Stout's crowning achievement
TWENTY-four-year-old Bermudian, James Stout, is best known locally as one of the finest squash players the island has ever produced.
And Stout has now just been crowned the World Rackets Champion ¿ a sport he has been playing since he was a young student attending school in England.
Rackets was first played in English Prisons during the 18th century, usually amongst gentleman who had been imprisoned as debtors. There was mention of Rackets at Fleet Prison in a poem written in 1749, and its popularity spread to other prisons and to public houses in London, and then to cities such as Bristol, Bath, Birmingham and Belfast. Charles Dickens mentions the game in Pickwick Papers, but in more recent times it has been played almost exclusively in some 36 courts in the UK and in North America. The courts are approximately one and a half times the width of, and two and a half times the length of a squash court. They are made of slate, and the game is played at a very fast pace with a white ball almost as hard as a golf ball which travels at up to 180 miles an hour.
Stout took up the sport at school, and was unbeaten as a junior since the age of 14. He gave it up for several years when he took up professional squash in Belgian, but decided to get back into the game while working as a squash, tennis and racquets professional at the New York Racquets and Tennis Club.
Challenging for the title of World Rackets Champion is peculiar to the sport because there is no annual World Championship Tournament as there is in squash, or most other sports for that matter.
There are about six major rackets championships held each year, including the British and US Championships, and in order to challenge the world champion a player has to win at least two major tournaments and then apply for permission from both the Tennis and Rackets Association (T&RA) in the UK and the North American Racquets Association (NARA) to make a challenge.
Harry Foster of England had held the World Rackets Championship since 2005, but Stout earned the right to a challenge after winning the US Open title in January this year, followed by the British Open title in February.
The two players were scheduled to play two legs (matches) ¿ one in New York followed by the second leg at the Queen's Club in England. Each leg consisted of the best of seven games using the English scoring system in which a player can only win a point on his serve. Each game goes to 15 points. The champion would be the player who won the most games in the two legs.
This was the first time in decades that two players contesting the World Championship had never previously played each other. Both had competed in the US Open in January where Foster lost in the semi-final to a player whom Stout beat in the final.
Watched by his parents, John and Karen Stout, the Bermudian got off to a brilliant start in the first leg in New York, winning it by four games to one (15-10, 15-12, 12-15, 15-9, 15-12). This meant that in order to win, Foster had to win the second leg in London by at least 4-1. In front of a packed crowd, including his parents and three brothers, Stout played at his best taking the first two games 15-11, 15-7, giving him an unassailable 6-1 overall lead ¿ and the title ¿ to become the youngest World Rackets Champion for 20 years.
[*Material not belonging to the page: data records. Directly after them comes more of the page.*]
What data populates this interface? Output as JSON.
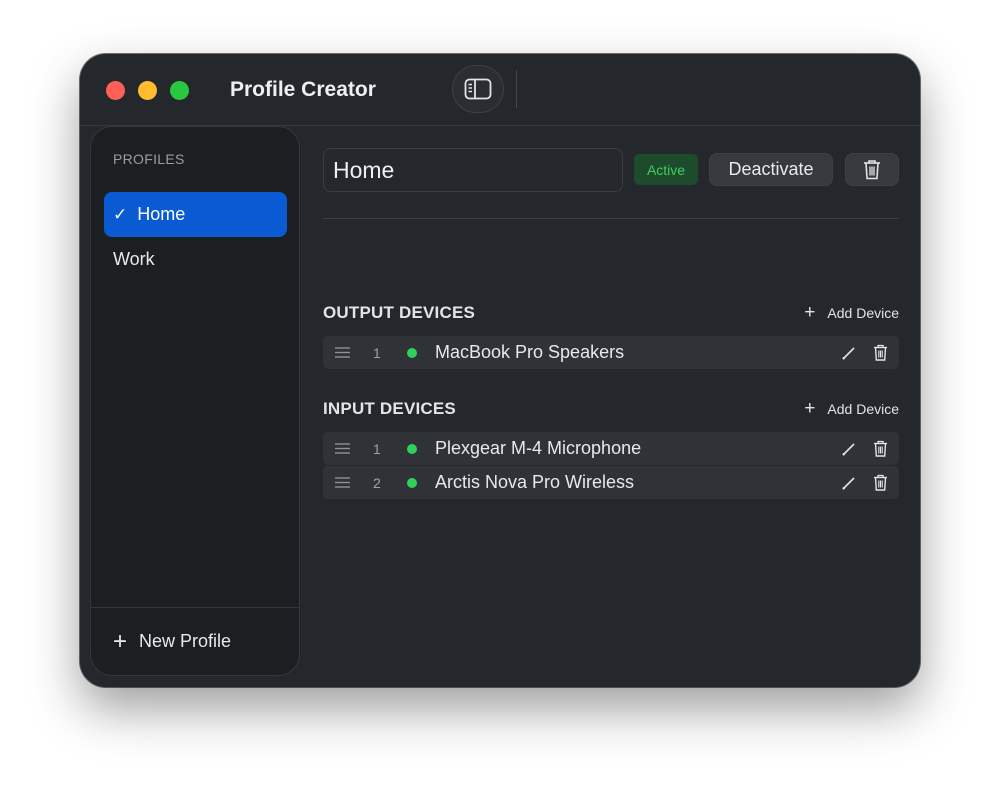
{
  "app": {
    "title": "Profile Creator"
  },
  "icons": {
    "sidebar_toggle": "sidebar-toggle-icon",
    "check": "checkmark-icon",
    "plus": "plus-icon",
    "trash": "trash-icon",
    "pencil": "pencil-icon",
    "drag": "drag-handle-icon"
  },
  "colors": {
    "accent": "#0a5bd3",
    "active_badge_bg": "#1e4b2b",
    "active_badge_text": "#3fcf63",
    "status_dot": "#30d158"
  },
  "sidebar": {
    "heading": "PROFILES",
    "items": [
      {
        "label": "Home",
        "selected": true,
        "check": "✓"
      },
      {
        "label": "Work",
        "selected": false
      }
    ],
    "new_profile_label": "New Profile"
  },
  "profile": {
    "name": "Home",
    "status": "Active",
    "deactivate_label": "Deactivate"
  },
  "output": {
    "title": "OUTPUT DEVICES",
    "add_label": "Add Device",
    "devices": [
      {
        "index": "1",
        "name": "MacBook Pro Speakers",
        "connected": true
      }
    ]
  },
  "input": {
    "title": "INPUT DEVICES",
    "add_label": "Add Device",
    "devices": [
      {
        "index": "1",
        "name": "Plexgear M-4 Microphone",
        "connected": true
      },
      {
        "index": "2",
        "name": "Arctis Nova Pro Wireless",
        "connected": true
      }
    ]
  }
}
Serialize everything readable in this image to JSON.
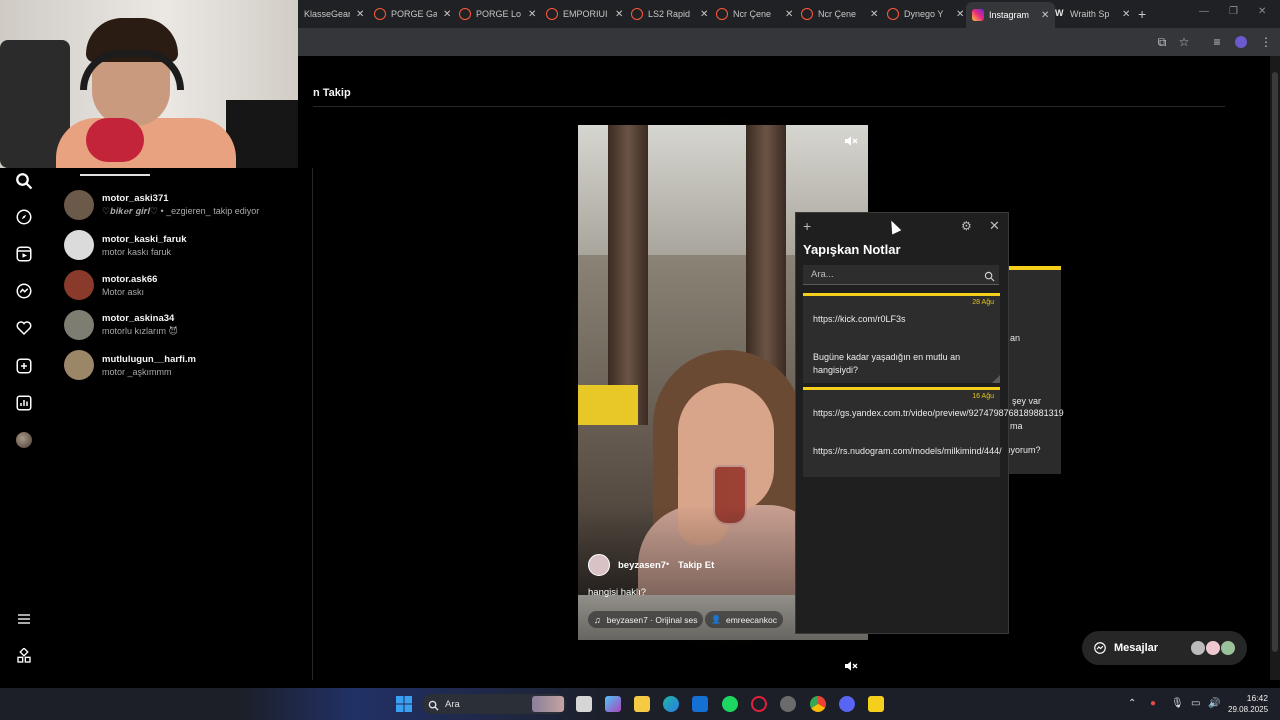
{
  "browser": {
    "tabs": [
      {
        "title": "KlasseGear",
        "icon": "none"
      },
      {
        "title": "PORGE Ga",
        "icon": "porge-icon"
      },
      {
        "title": "PORGE Lo",
        "icon": "porge-icon"
      },
      {
        "title": "EMPORIUI",
        "icon": "porge-icon"
      },
      {
        "title": "LS2 Rapid",
        "icon": "porge-icon"
      },
      {
        "title": "Ncr Çene",
        "icon": "porge-icon"
      },
      {
        "title": "Ncr Çene",
        "icon": "porge-icon"
      },
      {
        "title": "Dynego Y",
        "icon": "porge-icon"
      },
      {
        "title": "Instagram",
        "icon": "instagram-icon",
        "active": true
      },
      {
        "title": "Wraith Sp",
        "icon": "w-icon"
      }
    ],
    "close_glyph": "✕",
    "new_tab_glyph": "+"
  },
  "instagram": {
    "header_label": "n  Takip",
    "search_results": [
      {
        "username": "motor_aski371",
        "subtitle": "♡𝒃𝒊𝒌𝒆𝒓 𝒈𝒊𝒓𝒍♡ • _ezgieren_ takip ediyor",
        "avatar_color": "#6b5a4a"
      },
      {
        "username": "motor_kaski_faruk",
        "subtitle": "motor kaskı faruk",
        "avatar_color": "#dbdbdb"
      },
      {
        "username": "motor.ask66",
        "subtitle": "Motor askı",
        "avatar_color": "#8a3a2a"
      },
      {
        "username": "motor_askina34",
        "subtitle": "motorlu kızlarım 😈",
        "avatar_color": "#7d7d72"
      },
      {
        "username": "mutlulugun__harfi.m",
        "subtitle": "motor _aşkımmm",
        "avatar_color": "#9c8668"
      }
    ],
    "reel": {
      "username": "beyzasen7",
      "dot": "•",
      "follow_label": "Takip Et",
      "caption": "hangisi haklı?",
      "audio": "beyzasen7 · Orijinal ses",
      "tagged": "emreecankoc"
    },
    "messages_label": "Mesajlar"
  },
  "sticky_notes": {
    "title": "Yapışkan Notlar",
    "search_placeholder": "Ara...",
    "notes": [
      {
        "date": "28 Ağu",
        "lines": [
          "https://kick.com/r0LF3s",
          "",
          "Bugüne kadar yaşadığın en mutlu an hangisiydi?"
        ]
      },
      {
        "date": "16 Ağu",
        "lines": [
          "https://gs.yandex.com.tr/video/preview/9274798768189881319",
          "",
          "https://rs.nudogram.com/models/milkimind/444/"
        ]
      }
    ],
    "back_window_fragments": [
      "an",
      "şey var",
      "ma",
      "ıyorum?"
    ]
  },
  "taskbar": {
    "search_label": "Ara",
    "time": "16:42",
    "date": "29.08.2025"
  },
  "colors": {
    "sticky_accent": "#f4d01d",
    "instagram_bg": "#000000",
    "taskbar_bg": "#1c1f27"
  }
}
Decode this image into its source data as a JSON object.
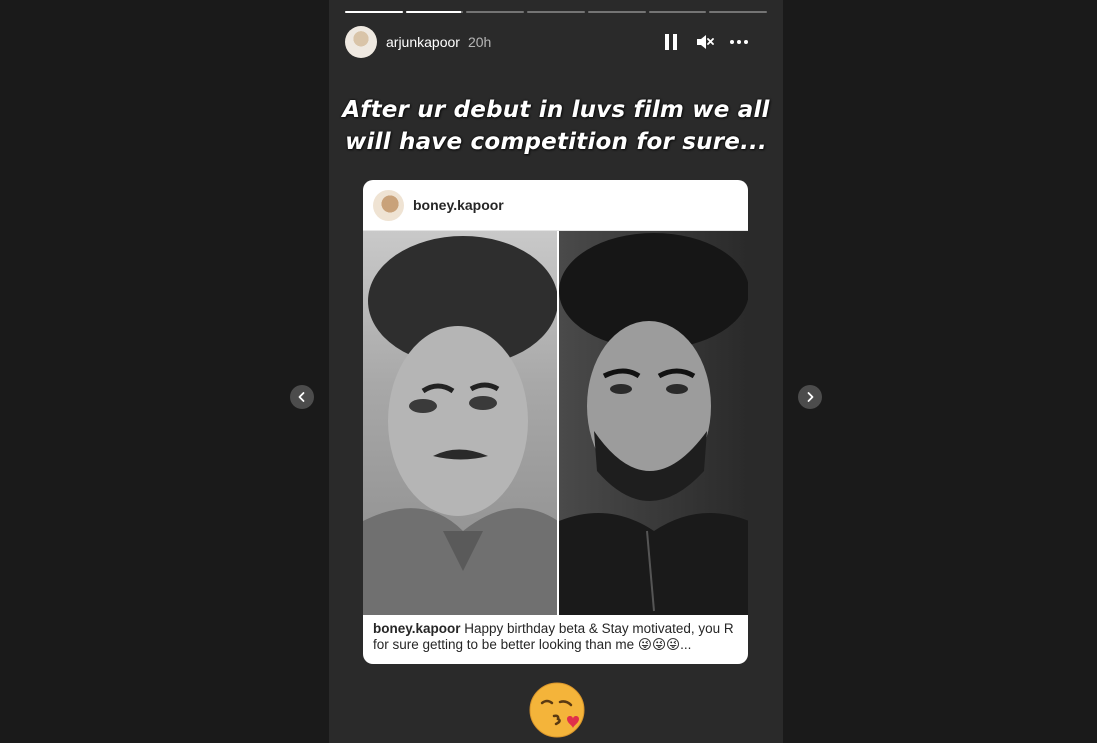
{
  "story": {
    "username": "arjunkapoor",
    "time_ago": "20h",
    "segments": 7,
    "progress": [
      1,
      0.95,
      0,
      0,
      0,
      0,
      0
    ],
    "caption_line1": "After ur debut in luvs film we all",
    "caption_line2": "will have competition for sure...",
    "icons": [
      "pause-icon",
      "mute-icon",
      "more-options-icon",
      "kiss-emoji-sticker"
    ]
  },
  "shared_post": {
    "username": "boney.kapoor",
    "caption_user": "boney.kapoor",
    "caption_text": " Happy birthday beta & Stay motivated, you R for sure getting to be better looking than me 😜😜😜..."
  },
  "nav": {
    "prev": "chevron-left-icon",
    "next": "chevron-right-icon"
  }
}
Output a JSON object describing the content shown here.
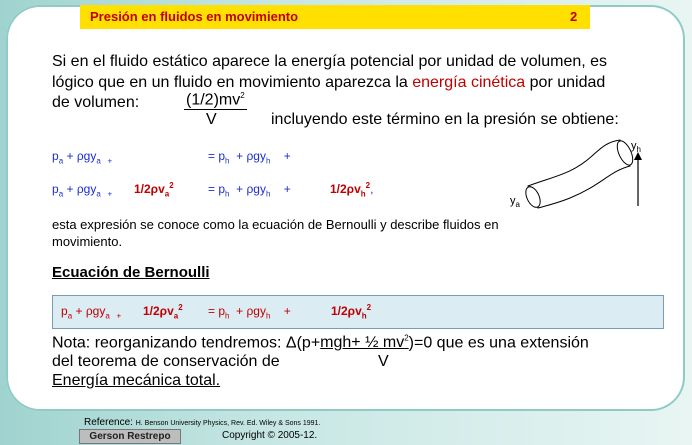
{
  "title": "Presión en fluidos en movimiento",
  "page_number": "2",
  "intro": {
    "line1": "Si en el fluido estático aparece la energía potencial por unidad de volumen, es",
    "line2_a": "lógico que en un fluido en movimiento aparezca la ",
    "line2_red": "energía  cinética",
    "line2_b": " por unidad",
    "line3_a": "de volumen:",
    "fraction_num": "(1/2)mv",
    "fraction_sup": "2",
    "fraction_den": "V",
    "line3_b": "incluyendo este término en la presión se obtiene:"
  },
  "eq1": {
    "left": "pa + ρgya  +",
    "right": "= ph  + ρgyh   +"
  },
  "eq2": {
    "left": "pa + ρgya  +",
    "left_red": "1/2ρva2",
    "right": "= ph  + ρgyh   +",
    "right_red": "1/2ρvh2",
    "comma": ","
  },
  "diagram": {
    "label_top": "yh",
    "label_bottom": "ya"
  },
  "bernoulli_desc": {
    "line1": "esta expresión se conoce como la ecuación de Bernoulli y describe fluidos en",
    "line2": "movimiento."
  },
  "section_heading": "Ecuación de Bernoulli",
  "bernoulli_eq": {
    "left": "pa + ρgya  +",
    "left_red": "1/2ρva2",
    "right": "= ph  + ρgyh   +",
    "right_red": "1/2ρvh2"
  },
  "note": {
    "line1_a": "Nota: reorganizando tendremos: Δ(p+",
    "line1_u": "mgh+ ½ mv",
    "line1_b": "2",
    "line1_c": ")=0 que es una extensión",
    "line2": "del teorema de conservación de",
    "line2_v": "V",
    "line3": "Energía mecánica total."
  },
  "footer": {
    "reference_label": "Reference:",
    "reference_text": "H. Benson University Physics, Rev. Ed. Wiley & Sons 1991.",
    "author": "Gerson Restrepo",
    "copyright": "Copyright © 2005-12."
  },
  "colors": {
    "accent_red": "#c00000",
    "title_bg": "#ffe000",
    "eq_blue": "#1c2fd0"
  }
}
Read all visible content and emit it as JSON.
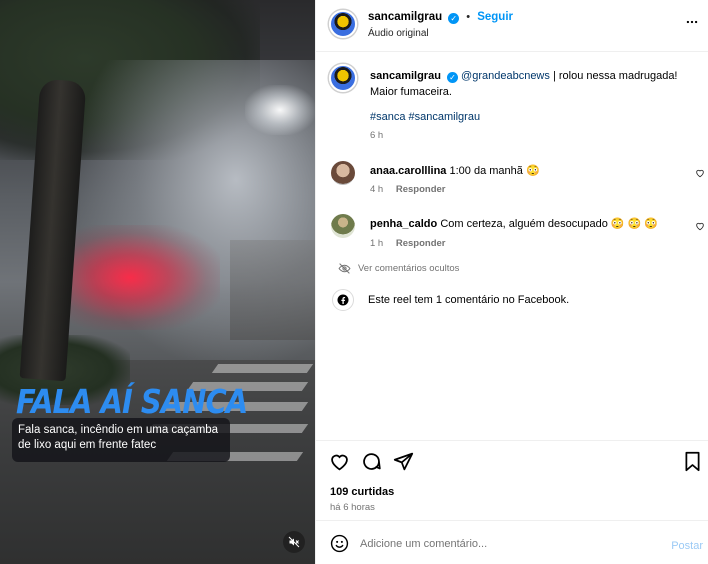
{
  "video": {
    "overlay_title": "FALA AÍ SANCA",
    "caption": "Fala sanca, incêndio em uma caçamba de lixo aqui em frente fatec"
  },
  "header": {
    "username": "sancamilgrau",
    "separator": "•",
    "follow_label": "Seguir",
    "audio_label": "Áudio original"
  },
  "post": {
    "username": "sancamilgrau",
    "mention": "@grandeabcnews",
    "text": " | rolou nessa madrugada! Maior fumaceira.",
    "hashtags": "#sanca #sancamilgrau",
    "time": "6 h"
  },
  "comments": [
    {
      "username": "anaa.carolllina",
      "text": "1:00 da manhã 😳",
      "time": "4 h",
      "reply_label": "Responder"
    },
    {
      "username": "penha_caldo",
      "text": "Com certeza, alguém desocupado 😳 😳 😳",
      "time": "1 h",
      "reply_label": "Responder"
    }
  ],
  "hidden_comments_label": "Ver comentários ocultos",
  "facebook_note": "Este reel tem 1 comentário no Facebook.",
  "likes": "109 curtidas",
  "post_age": "há 6 horas",
  "add_comment": {
    "placeholder": "Adicione um comentário...",
    "post_label": "Postar"
  },
  "colors": {
    "accent": "#0095f6",
    "overlay_title": "#2d8cf0",
    "post_disabled": "#9bcaf5"
  }
}
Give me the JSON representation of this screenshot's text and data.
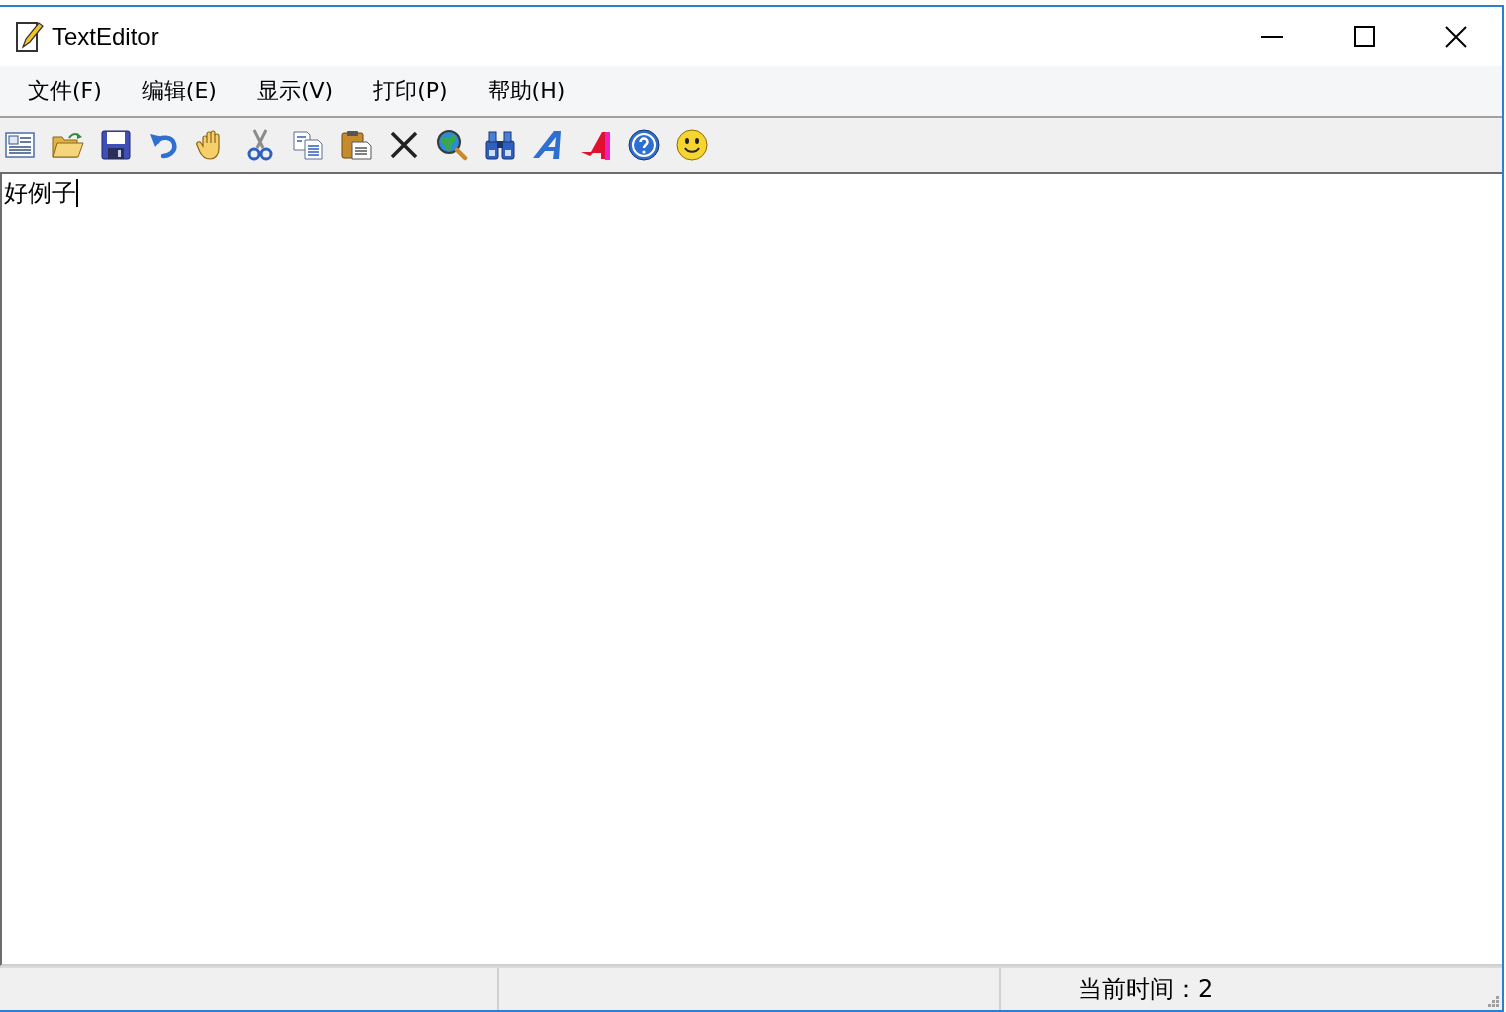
{
  "window": {
    "title": "TextEditor"
  },
  "menu": [
    {
      "label": "文件(F)"
    },
    {
      "label": "编辑(E)"
    },
    {
      "label": "显示(V)"
    },
    {
      "label": "打印(P)"
    },
    {
      "label": "帮助(H)"
    }
  ],
  "editor": {
    "text": "好例子",
    "focused": true
  },
  "status_bar": {
    "clock_text": "当前时间：2"
  }
}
When asked by the Mid-Ocean News about his victory Stout said: "I was ecstatic to win the world title. Most of the games were close, but I think my fitness made the difference and at the end it was a comfortable win. I felt pretty confident going in. I'd prepared really well for the matches and playing professional squash certainly helped my fitness."
Speaking about his plans for retaining the title Stout commented: "I'd like to continue playing in all the major tournaments and if I can continue to win them there won't be a challenge for a while. Harry Foster was undefeated for two years until he lost in the semi-final of the US Open to the guy I beat in the final. I earned the right to challenge him after winning the British Open so if I keep winning I keep the title."
Not bad for a young man born in a country that doesn't have a rackets court!